Junior stood waiting, studying him intently. At last the elder Moreland resumed: “If the thing happens, and happens to our discredit, I’m not any too sure that things won’t go pretty rough with us.”
Junior laughed outright, but it wasn’t a hearty laugh, and not a mirthful one.
“Don’t you think it!” he cried. “Don’t you think it!”
Martin Moreland drew a line so deep that it cut through the blotter. “I don’t think it,” he said with a terse, cold incision that arrested Junior’s deepest attention. “I don’t think it. I know it.”
Junior stiffened slightly and stood studying him.
“There’s just one thing that can save the situation,” said the elder Moreland. “If you’re ready to go to work, go to work now on the task of finding out where that pocket book went. Find it in such a way that it will be a credit to us to have found it. Find it in such a way that it will turn public opinion in our favour. Give me the chance to be the leader in doing anything that could be done to reinstate Mahala.”
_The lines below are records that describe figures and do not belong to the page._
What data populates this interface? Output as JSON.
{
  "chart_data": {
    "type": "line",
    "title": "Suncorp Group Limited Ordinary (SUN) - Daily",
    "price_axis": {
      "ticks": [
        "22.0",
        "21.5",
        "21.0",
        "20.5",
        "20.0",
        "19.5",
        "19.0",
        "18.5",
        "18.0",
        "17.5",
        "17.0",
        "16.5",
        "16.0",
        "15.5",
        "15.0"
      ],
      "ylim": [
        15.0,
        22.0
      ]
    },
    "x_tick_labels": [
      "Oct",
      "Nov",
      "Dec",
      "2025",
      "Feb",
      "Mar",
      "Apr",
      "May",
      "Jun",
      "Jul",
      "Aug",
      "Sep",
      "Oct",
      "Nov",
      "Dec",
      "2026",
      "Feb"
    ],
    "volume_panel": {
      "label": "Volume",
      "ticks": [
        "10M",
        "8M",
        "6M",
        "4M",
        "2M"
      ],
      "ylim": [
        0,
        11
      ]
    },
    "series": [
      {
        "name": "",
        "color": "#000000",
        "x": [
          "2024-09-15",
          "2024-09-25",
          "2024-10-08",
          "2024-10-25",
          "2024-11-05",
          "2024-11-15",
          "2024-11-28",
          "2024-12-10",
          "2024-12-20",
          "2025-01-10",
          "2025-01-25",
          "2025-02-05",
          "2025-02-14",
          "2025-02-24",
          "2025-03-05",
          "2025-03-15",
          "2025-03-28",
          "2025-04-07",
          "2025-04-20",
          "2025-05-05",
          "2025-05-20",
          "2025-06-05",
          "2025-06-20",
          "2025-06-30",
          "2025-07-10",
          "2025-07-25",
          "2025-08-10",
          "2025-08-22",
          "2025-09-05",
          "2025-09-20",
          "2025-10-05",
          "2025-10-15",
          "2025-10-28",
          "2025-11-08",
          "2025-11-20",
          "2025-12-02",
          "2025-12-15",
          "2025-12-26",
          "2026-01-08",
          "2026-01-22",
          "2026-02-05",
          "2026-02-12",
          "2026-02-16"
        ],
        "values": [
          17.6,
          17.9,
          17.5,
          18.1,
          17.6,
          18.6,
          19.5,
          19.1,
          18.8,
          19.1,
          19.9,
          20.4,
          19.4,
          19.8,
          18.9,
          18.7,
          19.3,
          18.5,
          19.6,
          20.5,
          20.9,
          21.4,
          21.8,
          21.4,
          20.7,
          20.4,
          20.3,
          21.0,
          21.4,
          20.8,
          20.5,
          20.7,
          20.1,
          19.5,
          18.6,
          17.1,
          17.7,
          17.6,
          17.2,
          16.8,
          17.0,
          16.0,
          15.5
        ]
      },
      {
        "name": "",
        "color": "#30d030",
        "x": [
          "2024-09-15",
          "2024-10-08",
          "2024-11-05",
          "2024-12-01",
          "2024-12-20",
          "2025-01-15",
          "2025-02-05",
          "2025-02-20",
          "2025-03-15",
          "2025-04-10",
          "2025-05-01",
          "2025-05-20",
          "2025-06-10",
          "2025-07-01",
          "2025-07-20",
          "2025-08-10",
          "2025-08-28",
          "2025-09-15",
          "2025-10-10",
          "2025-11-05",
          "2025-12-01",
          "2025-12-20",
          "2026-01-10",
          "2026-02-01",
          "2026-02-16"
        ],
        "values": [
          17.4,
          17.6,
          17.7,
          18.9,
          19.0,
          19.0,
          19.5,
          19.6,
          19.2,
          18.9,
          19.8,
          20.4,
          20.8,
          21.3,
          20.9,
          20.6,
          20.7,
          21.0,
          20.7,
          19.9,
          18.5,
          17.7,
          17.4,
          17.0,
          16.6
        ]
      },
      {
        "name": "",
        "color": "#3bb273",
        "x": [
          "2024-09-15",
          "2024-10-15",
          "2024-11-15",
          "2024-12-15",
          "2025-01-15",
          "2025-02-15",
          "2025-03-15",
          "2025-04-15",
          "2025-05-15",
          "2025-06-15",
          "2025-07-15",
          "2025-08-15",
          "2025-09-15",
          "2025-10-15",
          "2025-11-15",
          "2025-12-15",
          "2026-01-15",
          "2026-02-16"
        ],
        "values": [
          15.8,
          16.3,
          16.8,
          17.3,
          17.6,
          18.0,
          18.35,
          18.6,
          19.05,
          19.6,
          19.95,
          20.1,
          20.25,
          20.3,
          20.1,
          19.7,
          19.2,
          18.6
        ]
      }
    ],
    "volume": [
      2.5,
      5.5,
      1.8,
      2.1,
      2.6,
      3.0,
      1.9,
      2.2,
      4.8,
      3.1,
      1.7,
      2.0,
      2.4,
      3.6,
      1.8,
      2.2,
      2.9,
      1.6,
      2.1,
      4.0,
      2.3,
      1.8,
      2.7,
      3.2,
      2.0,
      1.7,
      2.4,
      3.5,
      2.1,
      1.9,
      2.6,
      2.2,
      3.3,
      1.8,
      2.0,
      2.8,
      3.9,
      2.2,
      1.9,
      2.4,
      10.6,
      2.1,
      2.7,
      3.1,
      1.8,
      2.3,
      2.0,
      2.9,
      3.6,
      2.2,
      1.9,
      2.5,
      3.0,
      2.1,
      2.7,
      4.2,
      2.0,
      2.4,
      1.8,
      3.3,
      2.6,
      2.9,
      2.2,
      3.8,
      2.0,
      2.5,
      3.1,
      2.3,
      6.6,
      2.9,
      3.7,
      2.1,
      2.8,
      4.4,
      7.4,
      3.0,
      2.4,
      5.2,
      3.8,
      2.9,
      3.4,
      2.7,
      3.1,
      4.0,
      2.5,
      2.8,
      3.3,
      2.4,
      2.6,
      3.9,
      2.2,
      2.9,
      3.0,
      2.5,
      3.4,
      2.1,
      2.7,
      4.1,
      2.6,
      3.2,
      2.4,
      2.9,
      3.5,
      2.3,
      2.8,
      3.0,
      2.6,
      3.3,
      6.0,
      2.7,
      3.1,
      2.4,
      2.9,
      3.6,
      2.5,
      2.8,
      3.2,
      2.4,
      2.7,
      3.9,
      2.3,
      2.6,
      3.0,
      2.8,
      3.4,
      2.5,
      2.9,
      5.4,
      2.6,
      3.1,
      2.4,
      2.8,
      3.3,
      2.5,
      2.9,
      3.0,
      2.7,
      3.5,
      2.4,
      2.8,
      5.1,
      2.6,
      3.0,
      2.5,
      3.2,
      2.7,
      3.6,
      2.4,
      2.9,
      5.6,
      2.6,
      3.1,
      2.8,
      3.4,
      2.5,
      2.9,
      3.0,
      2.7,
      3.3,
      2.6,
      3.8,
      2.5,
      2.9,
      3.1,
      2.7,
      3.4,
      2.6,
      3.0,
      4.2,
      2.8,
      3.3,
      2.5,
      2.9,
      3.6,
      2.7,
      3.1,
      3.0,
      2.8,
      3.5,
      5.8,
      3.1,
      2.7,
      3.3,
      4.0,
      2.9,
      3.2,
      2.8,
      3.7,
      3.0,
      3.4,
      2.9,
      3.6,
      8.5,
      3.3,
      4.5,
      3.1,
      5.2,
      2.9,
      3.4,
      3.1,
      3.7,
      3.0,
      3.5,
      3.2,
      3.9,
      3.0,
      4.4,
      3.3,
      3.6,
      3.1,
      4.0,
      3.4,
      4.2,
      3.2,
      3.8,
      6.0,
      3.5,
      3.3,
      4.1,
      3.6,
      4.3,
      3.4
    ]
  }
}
As he finished, Junior laughed again, this time more naturally. “That’s something of a job that you’ve set for me, Pater,” he said. “I haven’t an idea in ten states where that pocket book is, but if that’s the way you feel about it, I’ll get on the job and see if I can resurrect it, or duplicate it, or do something. And in the meantime, is there anything you want me to do in connection with putting a small slice of the fear of God into the hearts of Albert Rich, and old Potter and Jason?”
The Senior Moreland thought intently a few minutes and then he said quietly: “Right there you had better stay your hand. They happen to be on the popular side right now. You had better just drop that and evade it, and get around it the best you can, and in the meantime, you had better spend some time and money on seeing how popular you can make yourself in this town right now.”
“All right,” said Junior, “at least one of the jobs you’ve set me is agreeable. I don’t mind in the least seeing how popular I can make myself. As a matter of fact, I deeply enjoy it, and in about ten days I’ll show you an altogether different atmosphere. It’s evident to my young mind that this village has needed me, that I’m of importance on this job, and in the meantime, I think you had better take Mother and go on a vacation. If you’ll allow me to say so confidentially, you’re looking as if a keen blast of the wrath of Heaven had struck you.”
Junior left the room. Martin Moreland went on decorating the blotter. No one kept any account of the length of time he spent or the intricacy of the designs that he drew. He heard the whistles blowing for noon before he arose and reached for his hat, and as he left the room he was saying softly to himself: “‘The wrath of Heaven.’ I wonder what the wrath of Heaven can do to me?”